Pull the marketing record
OEM press releases, executive statements, demonstration videos, and dealer training materials belong inside the warning analysis. So are the conditions under which the OEM said the system should and should not be used. Subpoena the communications team and the dealer's sales training records, not just engineering.
Comparative-Fault Math After Benavides
Florida is a modified comparative-fault state under its 2023 amendments, with recovery barred above 50 percent plaintiff fault. The Benavides apportionment kept the plaintiffs inside the recovery window for purposes of the underlying claims. The more transferable point is that a 33 percent manufacturer share in an obvious-distraction verdict is now a benchmark. Defense counsel in pure-comparative jurisdictions like California should expect plaintiffs to cite Benavides as proof that meaningful manufacturer apportionment is achievable even when driver conduct is the proximate cause.
The punitive ratio is the other point worth attention. Compensatory damages totaled roughly $42.6 million; punitives were $200 million, an approximately 4.7 to 1 ratio that Tesla has signaled it will challenge as constitutionally excessive on appeal. Plaintiffs structuring punitive arguments in similar cases should track that ratio and build the record on reprehensibility factors that survive single-digit ratio review.

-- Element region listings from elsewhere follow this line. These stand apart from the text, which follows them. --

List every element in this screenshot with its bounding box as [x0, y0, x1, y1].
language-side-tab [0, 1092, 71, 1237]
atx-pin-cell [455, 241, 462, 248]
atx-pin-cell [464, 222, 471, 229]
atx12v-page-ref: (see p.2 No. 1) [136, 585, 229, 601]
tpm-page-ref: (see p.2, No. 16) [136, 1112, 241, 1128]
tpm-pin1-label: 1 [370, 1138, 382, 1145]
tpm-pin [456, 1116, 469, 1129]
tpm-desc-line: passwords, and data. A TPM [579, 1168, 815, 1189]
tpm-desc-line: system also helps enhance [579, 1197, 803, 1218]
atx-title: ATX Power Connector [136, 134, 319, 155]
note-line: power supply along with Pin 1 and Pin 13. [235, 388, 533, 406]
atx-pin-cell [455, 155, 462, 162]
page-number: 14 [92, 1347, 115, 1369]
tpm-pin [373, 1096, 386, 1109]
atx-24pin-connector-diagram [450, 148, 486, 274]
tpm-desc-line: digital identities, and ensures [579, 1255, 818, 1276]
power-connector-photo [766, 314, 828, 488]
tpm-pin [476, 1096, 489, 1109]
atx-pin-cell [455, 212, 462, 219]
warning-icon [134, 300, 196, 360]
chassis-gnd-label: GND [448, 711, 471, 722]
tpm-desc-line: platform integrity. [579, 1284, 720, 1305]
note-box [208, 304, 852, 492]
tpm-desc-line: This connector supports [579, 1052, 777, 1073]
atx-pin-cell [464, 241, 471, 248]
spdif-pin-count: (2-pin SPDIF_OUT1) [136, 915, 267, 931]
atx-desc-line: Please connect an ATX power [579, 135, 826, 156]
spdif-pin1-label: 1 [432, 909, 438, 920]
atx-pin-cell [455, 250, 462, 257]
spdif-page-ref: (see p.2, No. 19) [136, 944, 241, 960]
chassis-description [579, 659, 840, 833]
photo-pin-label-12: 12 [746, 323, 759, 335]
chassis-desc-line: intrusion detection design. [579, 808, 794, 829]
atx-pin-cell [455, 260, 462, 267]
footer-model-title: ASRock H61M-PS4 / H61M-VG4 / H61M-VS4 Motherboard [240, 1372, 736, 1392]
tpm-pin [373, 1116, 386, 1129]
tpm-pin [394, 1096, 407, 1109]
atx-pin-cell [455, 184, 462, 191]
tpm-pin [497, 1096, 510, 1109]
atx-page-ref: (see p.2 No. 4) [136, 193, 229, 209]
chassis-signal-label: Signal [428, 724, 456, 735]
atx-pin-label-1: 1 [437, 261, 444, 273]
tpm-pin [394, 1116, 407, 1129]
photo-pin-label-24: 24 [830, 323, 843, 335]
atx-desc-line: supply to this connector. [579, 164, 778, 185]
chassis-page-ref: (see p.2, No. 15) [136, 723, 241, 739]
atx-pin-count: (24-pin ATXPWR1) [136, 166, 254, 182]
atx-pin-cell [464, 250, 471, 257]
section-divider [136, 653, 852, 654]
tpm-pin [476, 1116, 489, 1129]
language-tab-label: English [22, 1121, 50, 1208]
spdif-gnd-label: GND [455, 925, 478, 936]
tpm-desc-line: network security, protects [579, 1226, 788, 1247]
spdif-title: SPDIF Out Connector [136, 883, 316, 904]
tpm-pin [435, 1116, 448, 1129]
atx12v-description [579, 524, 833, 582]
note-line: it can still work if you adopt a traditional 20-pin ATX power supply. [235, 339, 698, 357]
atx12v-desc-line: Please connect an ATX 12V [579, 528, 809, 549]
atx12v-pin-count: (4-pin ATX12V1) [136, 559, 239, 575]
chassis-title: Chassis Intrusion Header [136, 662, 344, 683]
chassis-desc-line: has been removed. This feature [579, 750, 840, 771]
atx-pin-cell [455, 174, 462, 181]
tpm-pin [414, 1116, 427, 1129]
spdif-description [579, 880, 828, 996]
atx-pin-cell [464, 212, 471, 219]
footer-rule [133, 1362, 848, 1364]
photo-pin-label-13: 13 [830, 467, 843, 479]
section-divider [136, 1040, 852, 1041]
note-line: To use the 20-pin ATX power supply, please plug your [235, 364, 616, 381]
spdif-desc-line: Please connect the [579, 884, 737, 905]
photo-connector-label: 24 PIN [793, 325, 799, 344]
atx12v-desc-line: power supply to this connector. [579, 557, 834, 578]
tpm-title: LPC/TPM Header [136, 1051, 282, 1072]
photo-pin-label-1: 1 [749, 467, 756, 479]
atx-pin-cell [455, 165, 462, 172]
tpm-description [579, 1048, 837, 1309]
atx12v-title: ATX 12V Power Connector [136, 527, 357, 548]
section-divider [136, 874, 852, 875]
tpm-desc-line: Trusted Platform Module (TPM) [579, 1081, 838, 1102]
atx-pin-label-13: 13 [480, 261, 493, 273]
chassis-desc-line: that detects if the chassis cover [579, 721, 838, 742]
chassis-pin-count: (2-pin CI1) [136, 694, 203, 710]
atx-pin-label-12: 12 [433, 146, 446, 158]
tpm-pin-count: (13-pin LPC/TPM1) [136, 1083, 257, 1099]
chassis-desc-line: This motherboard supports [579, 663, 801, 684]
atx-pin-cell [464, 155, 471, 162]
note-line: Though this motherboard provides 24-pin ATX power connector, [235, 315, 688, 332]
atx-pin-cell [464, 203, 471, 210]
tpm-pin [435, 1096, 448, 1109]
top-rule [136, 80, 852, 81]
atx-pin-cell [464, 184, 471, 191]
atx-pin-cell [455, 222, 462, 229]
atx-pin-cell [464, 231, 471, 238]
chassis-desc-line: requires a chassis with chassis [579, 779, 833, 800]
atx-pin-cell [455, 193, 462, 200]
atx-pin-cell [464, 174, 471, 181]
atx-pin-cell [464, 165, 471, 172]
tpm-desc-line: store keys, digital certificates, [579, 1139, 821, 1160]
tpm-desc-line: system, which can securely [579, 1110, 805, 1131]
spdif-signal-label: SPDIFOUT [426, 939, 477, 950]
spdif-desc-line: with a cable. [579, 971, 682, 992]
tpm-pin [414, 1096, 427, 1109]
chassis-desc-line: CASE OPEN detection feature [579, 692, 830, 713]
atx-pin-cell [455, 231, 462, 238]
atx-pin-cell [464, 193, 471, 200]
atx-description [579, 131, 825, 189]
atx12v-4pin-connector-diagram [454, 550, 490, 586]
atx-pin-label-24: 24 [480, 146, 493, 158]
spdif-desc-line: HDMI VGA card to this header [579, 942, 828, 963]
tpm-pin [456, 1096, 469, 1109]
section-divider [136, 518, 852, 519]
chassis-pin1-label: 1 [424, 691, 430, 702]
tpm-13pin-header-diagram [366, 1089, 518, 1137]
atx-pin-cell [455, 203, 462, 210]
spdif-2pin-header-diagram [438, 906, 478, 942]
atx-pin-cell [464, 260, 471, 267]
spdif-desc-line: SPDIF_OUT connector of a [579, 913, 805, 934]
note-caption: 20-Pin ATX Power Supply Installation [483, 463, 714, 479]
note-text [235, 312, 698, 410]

The Eleventh Circuit Question
Tesla's appeal will turn primarily on punitive damages and on the admissibility of marketing evidence in a design-defect framework. A reversal or remittitur would not eliminate Benavides as a discovery template. Even a reduced verdict at the upper end of what Tesla has signaled it will accept, roughly $172 million, would remain the largest Autopilot-related verdict on the books. The plaintiff bar's playbook for ADAS-involved auto cases is set. The question for the next two years is which OEM's data the bar pulls next, and whether products counsel who handled Benavides will package the discovery for use in lower-profile collision files.